Held Monday afternoon, the local event was organized by U.S. Rep. Randy Hultgren (R-Winfield) as part of a nationwide project called “One Hour of Code” in connection with Computer Science Education Week.
Hultgren, whose 9- and 12-year-old sons are home-schooled, invited home-school children from around the Fox Valley to participate. About 50 people, half of them children and half adults, showed up.
Following cues from a website called csedweek.org that was put together by the nonprofit organization code.org, the participants hunched over laptops in the technology center’s second-floor main room. They worked out a succession of puzzles (such as “make the Angry Bird turn right when it reaches the corner”) that required them to enter simple computer commands.
Besides a couple dozen home-schooled kids, the participants included Elgin City Council members Terry Gavin, Anna Moeller and Toby Shaw.
And the older ones often found themselves turning for advice to the likes of Patrick “P.J.” Stephen Jr. of Elgin, a 12-year-old who already has completed one computer science course at Elgin Community College and has been a major source of programming for the champion 4-H Got Robot? robotics club that is now based in the technology center.
“Thank you to P.J. for showing me the secrets today,” the congressman said as the event concluded. “For me, who didn’t think of myself as particularly computer-literate, this showed that anyone can do this.”
“But I don’t necessarily want to give up my day job,” added Hultgren, who sits on the House Space, Science and Technology Committee and is running for re-election next year.
Marcos Marquez, a home-schooled high school senior from St. Charles, also was among the mentors.
Also heavily involved in the robotic team’s software development, Marquez said he is the son of Lazaro Marquez, who is an engineer and owns the La Huerta grocery store in St. Charles.

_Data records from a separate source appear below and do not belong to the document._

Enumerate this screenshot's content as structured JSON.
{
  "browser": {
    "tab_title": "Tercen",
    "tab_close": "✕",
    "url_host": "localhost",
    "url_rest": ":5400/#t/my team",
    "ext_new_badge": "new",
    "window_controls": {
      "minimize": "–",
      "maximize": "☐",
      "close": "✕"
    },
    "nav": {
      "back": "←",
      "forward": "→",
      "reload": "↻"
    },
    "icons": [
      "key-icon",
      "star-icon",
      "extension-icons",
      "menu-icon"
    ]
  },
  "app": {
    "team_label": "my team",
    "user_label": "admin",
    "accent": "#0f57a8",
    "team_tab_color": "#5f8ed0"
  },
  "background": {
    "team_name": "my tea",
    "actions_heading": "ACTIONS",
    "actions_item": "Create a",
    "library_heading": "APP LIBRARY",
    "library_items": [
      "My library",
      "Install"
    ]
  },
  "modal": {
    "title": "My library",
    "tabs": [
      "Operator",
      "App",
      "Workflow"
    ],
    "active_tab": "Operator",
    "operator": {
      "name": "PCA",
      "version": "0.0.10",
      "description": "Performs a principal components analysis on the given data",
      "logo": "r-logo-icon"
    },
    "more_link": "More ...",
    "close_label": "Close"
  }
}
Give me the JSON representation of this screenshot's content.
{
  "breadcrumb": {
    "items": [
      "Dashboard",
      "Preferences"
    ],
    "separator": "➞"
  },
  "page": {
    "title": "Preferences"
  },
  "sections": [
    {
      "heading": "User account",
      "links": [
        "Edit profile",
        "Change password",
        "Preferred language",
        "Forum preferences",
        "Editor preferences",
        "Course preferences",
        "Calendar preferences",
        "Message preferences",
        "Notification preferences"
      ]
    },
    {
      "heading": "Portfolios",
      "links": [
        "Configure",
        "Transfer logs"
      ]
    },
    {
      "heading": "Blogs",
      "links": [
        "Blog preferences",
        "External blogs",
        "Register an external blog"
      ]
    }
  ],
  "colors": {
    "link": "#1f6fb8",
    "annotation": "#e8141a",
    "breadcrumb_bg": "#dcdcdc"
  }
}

“I plan to go into business,” Marquez said. “But this will give me marketable skills that I can take into the business world, that show I’m unique compared to the guy who’s applying for a job alongside me.”
Carol McKellar, one of the Got Robot? adult leaders, came with her teen children Matthew and Kristen. She said the team won the Inspire Award at a recent competition at the Illinois Institute of Technology and will go on to a state robotics tournament in February.
An area filled with the team’s parts and machines shares the new 10,000-square-foot ETC space with private offices rented by small start-up tech companies plus open space with desks where — for a $100-a-month membership fee — entrepreneurs can come to work, network, hire each other for projects and brainstorm with like-minded folks.
The center moved into the rented building at 73 S. Riverside Drive after leaving its previous home in the Elgin Tower Building also downtown. Michael Copeland, the ETC’s executive director, told the city council members that by bringing tech-oriented businesspeople together and helping newborn tech companies get a solid start, the center could be a key to turning Elgin into a center for information technology.
Copeland said that when Hultgren decided to hold one of the “One Hour of Code” events in his district, the congressman decided the Elgin Technology Center would be the most appropriate place. The children and teens were invited through an informal network of home schooling families and through the robotics team.
Grow and move out
One observer was Tom Printy, whose company, Edison Avenue Consulting, creates websites, iPhone apps and Android apps. Printy rents an office inside the tech center. Copeland is one of his employees.
“This is five minutes from my home, and I can bring clients here,” Printy said. “If you have a client, you’re not going to bring him to your house. So that leaves either a coffee shop or the library, and those don’t seem professional.”
“This place looks techie, and the wiring is up to date,” Printy said of the loft-like facility, which housed a teen dance club a few years back and more recently a day care center. The ground-floor spaces below, which front on South Grove Avenue, hold a restaurant and two vacant spaces that Copeland said he would like to fill with computer-oriented hardware retailers.
Tenant James Stubblefield, whose startup business is named Reality Glue, told the council members that “we don’t want the ETC to be a place where new companies move in and stay. We want them to move out and fill some of the other vacant spaces downtown.”
But complaining about poorly maintained and out-of-date buildings downtown, Printy warned the council members that “the other landlords need to up their game. Otherwise, I’ll go to I-90 and Randall” once his business outgrows the tech center.